Sans surprise de la part de deux créateurs expérimentés, ils parviennent à mener à bien leur intrigue, à aboutir à un dénouement satisfaisant, à la fois pour l’intrigue, à la fois pour les thématiques. Le lecteur découvre ainsi ce qu’il advient d’Alain Mangel (ou de Zacharie Mangelowsky) et Elizabeth, le terme de la grossesse de cette dernière, le destin peu commun de Rosaura. Il semble que Mouhamad / Joseph disparaisse en cours de route, ayant épuisé son utilité dans le récit. Le lecteur peut regretter que la vieille clocharde du Sacré-Cœur ne soit pas de retour avec son chien Anubis. Il s’amuse à voir que les philosophes ont cédé la place au mysticisme et aux pratiques chamaniques d’une vieille Indienne, même si le scénariste trouve l’occasion de mettre en scène un personnage tournant en dérision Alain Finkielkraut. Il intègre également un zeste de psychanalyse dans les relations entre Rosaura et son père, ou dans celles entre Alain Mangel et son propre fils.

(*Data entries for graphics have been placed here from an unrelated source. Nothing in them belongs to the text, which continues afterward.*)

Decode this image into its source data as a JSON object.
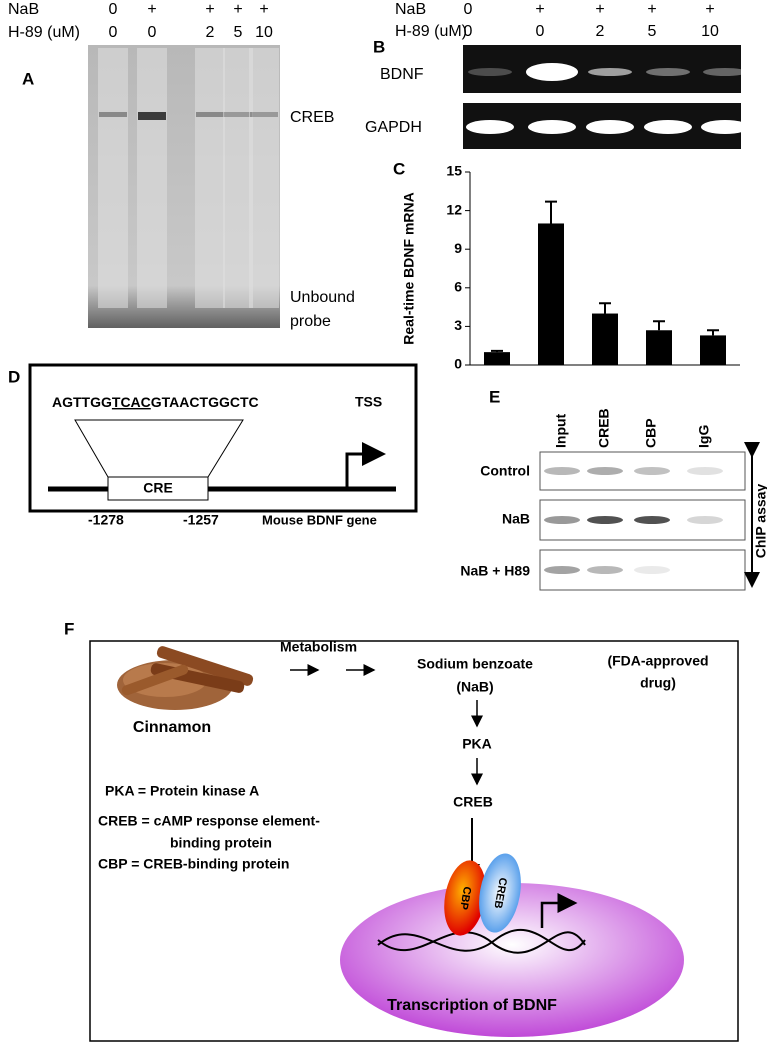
{
  "panels": {
    "A": {
      "letter": "A",
      "rows": [
        {
          "label": "NaB",
          "values": [
            "0",
            "+",
            "+",
            "+",
            "+"
          ]
        },
        {
          "label": "H-89 (uM)",
          "values": [
            "0",
            "0",
            "2",
            "5",
            "10"
          ]
        }
      ],
      "band_labels": [
        "CREB",
        "Unbound",
        "probe"
      ]
    },
    "B": {
      "letter": "B",
      "rows": [
        {
          "label": "NaB",
          "values": [
            "0",
            "+",
            "+",
            "+",
            "+"
          ]
        },
        {
          "label": "H-89 (uM)",
          "values": [
            "0",
            "0",
            "2",
            "5",
            "10"
          ]
        }
      ],
      "gel_labels": [
        "BDNF",
        "GAPDH"
      ]
    },
    "D": {
      "letter": "D",
      "sequence": [
        "AGTTGG",
        "TCAC",
        "GTAACTGGCTC"
      ],
      "tss": "TSS",
      "element": "CRE",
      "positions": [
        "-1278",
        "-1257"
      ],
      "gene": "Mouse BDNF gene"
    },
    "E": {
      "letter": "E",
      "columns": [
        "Input",
        "CREB",
        "CBP",
        "IgG"
      ],
      "rows": [
        "Control",
        "NaB",
        "NaB + H89"
      ],
      "side_label": "ChIP assay"
    },
    "F": {
      "letter": "F",
      "source": "Cinnamon",
      "step": "Metabolism",
      "drug": [
        "Sodium benzoate",
        "(NaB)"
      ],
      "note": [
        "(FDA-approved",
        "drug)"
      ],
      "pathway": [
        "PKA",
        "CREB"
      ],
      "definitions": [
        "PKA = Protein kinase A",
        "CREB = cAMP response element-",
        "binding protein",
        "CBP = CREB-binding protein"
      ],
      "proteins": [
        "CBP",
        "CREB"
      ],
      "outcome": "Transcription of BDNF"
    }
  },
  "chart_data": {
    "type": "bar",
    "panel_label": "C",
    "ylabel": "Real-time BDNF mRNA",
    "categories": [
      null,
      null,
      null,
      null,
      null
    ],
    "values": [
      1.0,
      11.0,
      4.0,
      2.7,
      2.3
    ],
    "errors": [
      0.1,
      1.7,
      0.8,
      0.7,
      0.4
    ],
    "color": "#000000",
    "ylim": [
      0,
      15
    ],
    "yticks": [
      0,
      3,
      6,
      9,
      12,
      15
    ]
  }
}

En effet ce dernier tome est placé sous le signe de l‘avènement d’un prophète et peut-être d’un messie. Les auteurs mettent en scène à leur manière la naissance du prophète (toutefois il ne s’agit pas d’une immaculée conception), une résurrection, une variation sur la cène, autant d’éléments issus de la tradition catholique. Cependant, ils donnent la préférence, au travers des personnages principaux, à une expérience mystique, nourrie à la fois par des personnages littéralement illuminés par leur foi inébranlable, à la fois par des breuvages aux propriétés psychotropes, comme la décoction de Cipo (force, composante mâle) et de Mariri (lumière, composante femelle). Ainsi Alain Mangel traverse un processus de révélation qui le transforme sur le plan spirituel, et plus inattendu, sur le plan physique. Ainsi transfiguré, il ridiculise les valeurs de l’individu qu’il était, se livrant à un jeu de massacre dans l’institution de la Sorbonne. Le personnage principal éprouve la sensation de pouvoir ainsi accéder à une nouvelle normalité, dans laquelle l’émotionnel retrouve la place primordiale, passant ainsi à côté d’une évidence incarnée par son fils, c’est-à-dire qu’il n’y a pas de normalité. Quand l’amour existe, le miracle apparaît.
Une conclusion en bonne et due forme pour une aventure hautement rocambolesque, aussi bien dans ses péripéties que dans son voyage spirituel. En surface, l’artiste change de registre avec des cases plus petites et plus nombreuses par page, tout en étant toujours aussi remarquables de clarté et de qualité narrative. Le scénariste persiste et signe dans ce voyage mêlant trafic de drogue en Colombie et voyage initiatique vers une résurrection. Le lecteur peut en sortir aussi bien amusé par une verve très cohérente, que troublé par cette remise en cause d’une société cartésienne, dans laquelle l’émotion vraie fait défaut. Quand l’amour existe, le miracle apparaît.